Professor David Bilton is an expert on water beetle ecophysiology. His work has provided insights into why most species are relatively rare, irrespective of human activity, highlighting the importance of thermal biology and metabolic plasticity in influencing the extent to which species have expanded their ranges since the last ice age, as well as determining their vulnerability to ongoing anthropogenic global change. Prof Bilton’s work also shows that the way aquatic insects obtain oxygen underpins their sensitivity to global change, particularly the combined impacts of rising temperatures and anoxia. Gas exchange mechanisms also seem to be important in setting body size limits in aquatic insects, providing a novel explanation for the seagull-sized dragonflies of the Palaeozoic. In addition, the Bilton group seeks to understanding how freshwater insects succeed in invading saline waters, a topic being investigated in our most research grant.
Fauset S, Freitas HC, Galbraith DR, et al (2018) Differences in leaf thermoregulation and water use strategies between three co-occurring Atlantic forest tree species. Plant Cell & Environment 41: 1618–1631.
Fauset S, Oliveira L, Buckeridge MS, et al (2019) Contrasting responses of stomatal conductance and photosynthetic capacity to warming and elevated CO2 in the tropical tree species Alchornea glandulosa under heatwave conditions. Environmental & Experimental Botany 158: 28-39.
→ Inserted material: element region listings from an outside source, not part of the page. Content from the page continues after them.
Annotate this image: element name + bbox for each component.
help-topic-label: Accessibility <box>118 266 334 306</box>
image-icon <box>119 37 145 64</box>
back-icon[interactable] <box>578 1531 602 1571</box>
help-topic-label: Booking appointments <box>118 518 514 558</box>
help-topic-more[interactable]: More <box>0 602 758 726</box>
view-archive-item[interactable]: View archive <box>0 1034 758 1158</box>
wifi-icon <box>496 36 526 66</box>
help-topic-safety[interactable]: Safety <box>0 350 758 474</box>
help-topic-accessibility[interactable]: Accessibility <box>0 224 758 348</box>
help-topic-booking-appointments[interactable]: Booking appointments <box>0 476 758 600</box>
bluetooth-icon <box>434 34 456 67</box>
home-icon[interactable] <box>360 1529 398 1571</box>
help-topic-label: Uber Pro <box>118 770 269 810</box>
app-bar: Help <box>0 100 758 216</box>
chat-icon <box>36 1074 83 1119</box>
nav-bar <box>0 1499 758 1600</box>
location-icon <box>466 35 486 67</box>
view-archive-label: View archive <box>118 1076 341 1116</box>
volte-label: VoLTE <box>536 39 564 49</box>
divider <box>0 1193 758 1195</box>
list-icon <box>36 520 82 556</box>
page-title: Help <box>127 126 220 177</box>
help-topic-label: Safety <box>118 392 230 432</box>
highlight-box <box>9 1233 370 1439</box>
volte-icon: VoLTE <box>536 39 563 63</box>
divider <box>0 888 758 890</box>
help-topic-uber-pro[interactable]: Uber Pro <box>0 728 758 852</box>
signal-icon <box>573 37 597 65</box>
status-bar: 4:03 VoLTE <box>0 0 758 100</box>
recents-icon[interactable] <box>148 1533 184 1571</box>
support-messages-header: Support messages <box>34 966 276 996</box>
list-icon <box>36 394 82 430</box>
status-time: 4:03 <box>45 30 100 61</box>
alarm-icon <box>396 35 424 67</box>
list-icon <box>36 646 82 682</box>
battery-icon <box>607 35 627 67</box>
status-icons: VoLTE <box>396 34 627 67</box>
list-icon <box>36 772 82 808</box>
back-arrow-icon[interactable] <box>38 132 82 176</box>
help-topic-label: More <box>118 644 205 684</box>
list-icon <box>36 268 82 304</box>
Verberk WCEP, et al…., Bilton DT (2018) Does plasticity in thermal tolerance trade off with absolute tolerance? How morphological adaptations involved in respiratory gas exchange shape thermal tolerance and its plasticity in a group of European diving beetles. Journal of Insect Physiology 106: 163-171.
Pallares S, et al (Incl Bilton DT) (2017) The chicken or the egg? Adaptation to desiccation and salinity tolerance in a lineage of water beetles. Molecular Ecology 26: 5614–5628.
Sophie Fauset & Hua Lin (Xishuangbanna Tropical Botanic Garden). Leaf temperature control of canopy tree species in a tropical forest, Presidents International Fellowship Initiative – Visiting Scientist, Chinese Academy of Sciences.
David Bilton PI The evolution of salinity tolerance in aquatic Coleoptera. Fundación Seneca Fellowship for Susana Pallares. €96,000. July 2019-June 2021.